Software engineers are used to dependency resolution happening instantly. gem install or npm install and you have the thing in seconds. Hardware doesn't work like that, and India makes it slower.

When a $4 steering link snaps on a Saturday afternoon — and it will, because that's what steering links do — you cannot Amazon Prime a replacement. The nearest shop that stocks it might be in another city. The AliExpress order is three weeks out. You learn to order spares before you need them. Two steering links, two servo savers, a spare pinion, a spare spur gear. The redundancy that distributed systems people build into infrastructure, applied to a box of small plastic parts.

This is actually the most useful mental shift the hobby forced on me: planning for failure as a steady state rather than an exceptional event.

The PID parallels nobody warned me about

I was not expecting RC car tuning to feel like control systems work.
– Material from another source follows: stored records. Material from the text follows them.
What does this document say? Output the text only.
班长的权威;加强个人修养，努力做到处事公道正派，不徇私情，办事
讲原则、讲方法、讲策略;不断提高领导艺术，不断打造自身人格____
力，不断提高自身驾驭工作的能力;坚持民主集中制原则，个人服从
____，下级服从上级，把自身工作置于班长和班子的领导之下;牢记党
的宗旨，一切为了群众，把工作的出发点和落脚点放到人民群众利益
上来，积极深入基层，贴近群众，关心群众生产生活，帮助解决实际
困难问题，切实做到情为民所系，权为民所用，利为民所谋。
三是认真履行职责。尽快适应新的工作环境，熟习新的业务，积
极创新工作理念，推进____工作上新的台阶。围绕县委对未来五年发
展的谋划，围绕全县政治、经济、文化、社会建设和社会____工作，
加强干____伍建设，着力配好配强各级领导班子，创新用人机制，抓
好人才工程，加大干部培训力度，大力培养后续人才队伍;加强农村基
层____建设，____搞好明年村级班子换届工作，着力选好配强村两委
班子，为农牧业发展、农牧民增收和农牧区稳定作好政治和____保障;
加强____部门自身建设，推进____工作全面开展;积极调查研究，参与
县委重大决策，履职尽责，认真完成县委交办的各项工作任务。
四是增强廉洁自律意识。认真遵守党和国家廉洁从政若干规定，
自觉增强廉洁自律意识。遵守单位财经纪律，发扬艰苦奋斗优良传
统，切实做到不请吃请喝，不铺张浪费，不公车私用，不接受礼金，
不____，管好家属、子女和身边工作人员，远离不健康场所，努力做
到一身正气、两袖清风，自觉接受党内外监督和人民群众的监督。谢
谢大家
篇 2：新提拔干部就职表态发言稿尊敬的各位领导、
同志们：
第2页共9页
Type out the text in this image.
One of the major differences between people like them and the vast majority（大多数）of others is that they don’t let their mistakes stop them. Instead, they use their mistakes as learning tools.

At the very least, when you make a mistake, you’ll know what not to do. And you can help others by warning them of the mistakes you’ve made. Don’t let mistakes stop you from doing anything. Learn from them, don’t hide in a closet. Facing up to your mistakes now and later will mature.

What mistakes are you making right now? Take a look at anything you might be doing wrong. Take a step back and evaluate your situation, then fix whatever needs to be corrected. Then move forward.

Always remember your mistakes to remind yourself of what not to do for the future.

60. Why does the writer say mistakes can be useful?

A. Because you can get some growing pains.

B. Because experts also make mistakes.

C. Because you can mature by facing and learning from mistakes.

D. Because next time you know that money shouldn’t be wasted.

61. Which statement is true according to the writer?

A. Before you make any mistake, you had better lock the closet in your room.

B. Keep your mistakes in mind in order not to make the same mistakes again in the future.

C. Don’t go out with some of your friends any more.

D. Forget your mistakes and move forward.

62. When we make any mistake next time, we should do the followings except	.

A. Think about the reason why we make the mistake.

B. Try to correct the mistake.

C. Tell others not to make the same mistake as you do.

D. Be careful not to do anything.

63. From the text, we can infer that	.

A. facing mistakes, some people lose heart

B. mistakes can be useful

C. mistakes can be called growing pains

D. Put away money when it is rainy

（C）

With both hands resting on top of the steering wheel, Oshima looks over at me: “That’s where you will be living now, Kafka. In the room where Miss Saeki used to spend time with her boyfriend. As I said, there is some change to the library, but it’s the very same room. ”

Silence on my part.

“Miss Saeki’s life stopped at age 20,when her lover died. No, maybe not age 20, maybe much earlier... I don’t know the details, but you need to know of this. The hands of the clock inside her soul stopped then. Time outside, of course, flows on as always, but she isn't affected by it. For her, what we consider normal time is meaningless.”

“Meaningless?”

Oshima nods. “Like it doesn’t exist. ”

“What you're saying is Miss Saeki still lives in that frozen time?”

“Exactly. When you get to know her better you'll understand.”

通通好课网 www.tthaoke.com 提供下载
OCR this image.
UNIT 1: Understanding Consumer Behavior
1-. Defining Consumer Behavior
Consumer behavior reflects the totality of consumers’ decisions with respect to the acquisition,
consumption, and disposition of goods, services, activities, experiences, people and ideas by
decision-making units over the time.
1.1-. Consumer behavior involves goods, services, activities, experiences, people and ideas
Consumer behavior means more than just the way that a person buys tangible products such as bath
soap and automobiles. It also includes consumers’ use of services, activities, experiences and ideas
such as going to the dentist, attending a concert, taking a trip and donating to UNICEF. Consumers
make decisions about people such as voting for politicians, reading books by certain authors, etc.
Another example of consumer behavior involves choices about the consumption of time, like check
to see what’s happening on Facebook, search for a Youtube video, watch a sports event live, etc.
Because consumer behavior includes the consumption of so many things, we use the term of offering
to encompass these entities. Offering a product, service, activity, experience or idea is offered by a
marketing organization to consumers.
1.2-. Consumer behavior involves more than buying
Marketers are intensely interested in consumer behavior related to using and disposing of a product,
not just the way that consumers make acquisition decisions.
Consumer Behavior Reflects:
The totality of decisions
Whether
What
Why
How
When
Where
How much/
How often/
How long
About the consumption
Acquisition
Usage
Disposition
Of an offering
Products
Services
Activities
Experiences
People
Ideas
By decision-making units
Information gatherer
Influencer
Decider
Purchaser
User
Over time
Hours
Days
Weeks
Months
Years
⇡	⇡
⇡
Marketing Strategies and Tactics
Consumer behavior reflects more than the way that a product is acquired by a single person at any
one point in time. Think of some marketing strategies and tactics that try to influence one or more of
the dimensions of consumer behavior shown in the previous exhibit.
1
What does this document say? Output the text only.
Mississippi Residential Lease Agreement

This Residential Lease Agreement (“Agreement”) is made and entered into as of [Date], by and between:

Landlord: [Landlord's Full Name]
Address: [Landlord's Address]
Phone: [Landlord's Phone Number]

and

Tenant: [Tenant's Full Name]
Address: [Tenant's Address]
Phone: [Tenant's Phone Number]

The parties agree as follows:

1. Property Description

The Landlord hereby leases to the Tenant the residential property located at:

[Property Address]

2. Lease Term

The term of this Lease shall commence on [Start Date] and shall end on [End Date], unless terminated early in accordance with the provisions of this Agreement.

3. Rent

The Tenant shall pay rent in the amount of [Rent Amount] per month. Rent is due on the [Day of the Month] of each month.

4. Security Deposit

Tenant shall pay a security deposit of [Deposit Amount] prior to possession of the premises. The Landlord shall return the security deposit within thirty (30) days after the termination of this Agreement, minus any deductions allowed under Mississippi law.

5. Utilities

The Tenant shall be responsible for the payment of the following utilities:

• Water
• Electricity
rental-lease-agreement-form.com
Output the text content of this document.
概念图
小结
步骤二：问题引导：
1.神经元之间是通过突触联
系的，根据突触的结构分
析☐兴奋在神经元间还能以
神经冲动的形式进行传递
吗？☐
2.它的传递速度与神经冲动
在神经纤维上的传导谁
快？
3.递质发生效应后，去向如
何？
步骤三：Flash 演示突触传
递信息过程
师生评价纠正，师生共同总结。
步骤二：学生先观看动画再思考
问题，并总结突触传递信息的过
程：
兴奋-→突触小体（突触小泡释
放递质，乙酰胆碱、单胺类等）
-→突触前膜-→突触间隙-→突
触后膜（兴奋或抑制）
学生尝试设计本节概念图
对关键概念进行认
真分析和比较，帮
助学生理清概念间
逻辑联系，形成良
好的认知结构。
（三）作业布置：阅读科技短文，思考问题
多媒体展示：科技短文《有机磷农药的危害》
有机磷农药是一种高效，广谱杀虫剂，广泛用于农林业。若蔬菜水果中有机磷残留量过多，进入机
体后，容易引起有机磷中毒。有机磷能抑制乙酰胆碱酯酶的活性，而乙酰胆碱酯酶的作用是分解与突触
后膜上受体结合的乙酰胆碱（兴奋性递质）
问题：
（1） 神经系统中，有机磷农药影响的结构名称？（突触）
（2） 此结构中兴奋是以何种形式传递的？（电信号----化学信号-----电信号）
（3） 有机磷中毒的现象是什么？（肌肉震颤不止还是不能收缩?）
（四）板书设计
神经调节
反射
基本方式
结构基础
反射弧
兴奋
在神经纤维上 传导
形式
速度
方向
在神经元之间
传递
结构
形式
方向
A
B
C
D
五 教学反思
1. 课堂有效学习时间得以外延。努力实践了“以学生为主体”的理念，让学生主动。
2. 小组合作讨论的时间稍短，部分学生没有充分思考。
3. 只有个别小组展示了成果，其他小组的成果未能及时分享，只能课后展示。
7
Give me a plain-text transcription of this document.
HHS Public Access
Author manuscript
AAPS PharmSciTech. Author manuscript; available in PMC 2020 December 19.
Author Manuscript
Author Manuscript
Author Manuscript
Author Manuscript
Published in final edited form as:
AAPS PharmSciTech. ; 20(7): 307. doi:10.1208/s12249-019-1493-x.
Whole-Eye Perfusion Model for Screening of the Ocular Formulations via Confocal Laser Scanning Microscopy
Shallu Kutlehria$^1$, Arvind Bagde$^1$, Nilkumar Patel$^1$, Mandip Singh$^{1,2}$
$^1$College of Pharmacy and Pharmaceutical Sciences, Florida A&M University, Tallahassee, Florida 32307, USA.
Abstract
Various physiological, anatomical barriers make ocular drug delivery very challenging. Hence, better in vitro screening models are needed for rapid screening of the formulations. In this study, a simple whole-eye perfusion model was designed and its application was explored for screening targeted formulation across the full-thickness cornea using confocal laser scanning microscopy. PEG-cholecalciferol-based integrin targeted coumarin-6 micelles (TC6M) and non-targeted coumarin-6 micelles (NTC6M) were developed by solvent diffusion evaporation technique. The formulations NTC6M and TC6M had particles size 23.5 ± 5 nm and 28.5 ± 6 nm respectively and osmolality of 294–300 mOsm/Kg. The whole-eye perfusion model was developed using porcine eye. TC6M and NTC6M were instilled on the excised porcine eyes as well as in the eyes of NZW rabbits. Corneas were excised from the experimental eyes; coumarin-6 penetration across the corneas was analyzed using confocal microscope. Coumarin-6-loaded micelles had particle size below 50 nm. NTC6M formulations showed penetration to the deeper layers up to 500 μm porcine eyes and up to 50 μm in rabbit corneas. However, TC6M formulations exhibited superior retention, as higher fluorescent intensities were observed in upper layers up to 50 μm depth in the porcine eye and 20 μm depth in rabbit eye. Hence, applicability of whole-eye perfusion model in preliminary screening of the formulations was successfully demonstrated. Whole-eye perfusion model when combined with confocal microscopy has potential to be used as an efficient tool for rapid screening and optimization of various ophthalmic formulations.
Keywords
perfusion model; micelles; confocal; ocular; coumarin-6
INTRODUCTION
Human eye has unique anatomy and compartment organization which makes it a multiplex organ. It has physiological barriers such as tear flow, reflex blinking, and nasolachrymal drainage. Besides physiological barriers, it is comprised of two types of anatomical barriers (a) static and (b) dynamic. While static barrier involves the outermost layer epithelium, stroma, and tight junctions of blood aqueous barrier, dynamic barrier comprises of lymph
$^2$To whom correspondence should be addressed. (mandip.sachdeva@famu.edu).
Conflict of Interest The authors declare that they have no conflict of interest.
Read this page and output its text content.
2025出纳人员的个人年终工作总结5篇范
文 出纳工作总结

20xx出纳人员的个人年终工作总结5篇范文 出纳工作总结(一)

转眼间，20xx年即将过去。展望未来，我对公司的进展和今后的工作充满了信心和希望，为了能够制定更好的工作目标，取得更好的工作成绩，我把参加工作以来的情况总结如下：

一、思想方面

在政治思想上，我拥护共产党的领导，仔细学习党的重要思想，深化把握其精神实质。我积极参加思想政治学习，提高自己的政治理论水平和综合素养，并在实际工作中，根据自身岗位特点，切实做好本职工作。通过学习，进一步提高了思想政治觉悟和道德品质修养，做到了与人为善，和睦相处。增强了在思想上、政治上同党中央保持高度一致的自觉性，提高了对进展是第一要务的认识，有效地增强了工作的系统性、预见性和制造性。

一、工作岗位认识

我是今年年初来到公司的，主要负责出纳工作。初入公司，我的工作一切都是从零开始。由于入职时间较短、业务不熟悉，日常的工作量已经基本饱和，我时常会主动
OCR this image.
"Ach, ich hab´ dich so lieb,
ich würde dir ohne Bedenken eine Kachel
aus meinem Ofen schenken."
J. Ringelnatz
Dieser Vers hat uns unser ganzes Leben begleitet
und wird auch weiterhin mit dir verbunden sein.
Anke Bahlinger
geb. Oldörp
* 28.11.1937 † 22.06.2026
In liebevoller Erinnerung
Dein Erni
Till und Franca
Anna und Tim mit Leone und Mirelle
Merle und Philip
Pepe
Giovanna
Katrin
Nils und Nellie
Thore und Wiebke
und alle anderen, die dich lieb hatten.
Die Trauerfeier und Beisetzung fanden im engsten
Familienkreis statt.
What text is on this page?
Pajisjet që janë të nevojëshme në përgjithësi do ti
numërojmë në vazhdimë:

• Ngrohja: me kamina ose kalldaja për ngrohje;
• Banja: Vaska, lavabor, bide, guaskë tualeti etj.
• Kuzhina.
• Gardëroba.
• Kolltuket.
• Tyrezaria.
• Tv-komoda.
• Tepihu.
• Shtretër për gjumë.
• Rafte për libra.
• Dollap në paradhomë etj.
It does. Throttle curves, steering trim, ABS braking threshold, punch control — a programmable ESC gives you more dials than you'd expect, and the interaction between them is non-obvious.

The experience of tuning a throttle curve to eliminate wheel spin off the line maps almost exactly to tuning a PID controller: you know the desired behavior, you can observe the actual behavior, and there's a set of parameters between them that you adjust iteratively. Overshoot, oscillation, underdamped response — the vocabulary is the same. The car behaves like a system, which shouldn't surprise anyone, but did surprise me.

The community helps here. The RC hobbyist groups in India — WhatsApp groups, a few dedicated forums, weekend meetups in Bangalore and Chennai — are small but generous with knowledge. Someone has already hit every tuning problem you're going to hit, and they'll tell you the answer if you ask.

Why it's worth it

I could buy a pre-built car. I could also use a managed Kubernetes service and never think about what's underneath. Both are valid choices, and both involve giving up something.

What the build gives you is the same thing it always gives you: the satisfaction of understanding the system end to end. Every part I sourced, every servo I replaced, every LiPo I safely charged and stored — it's earned in a way that git push never quite captures.

The hobby is rewarding because it's hard. The India parts problem is part of the hobby.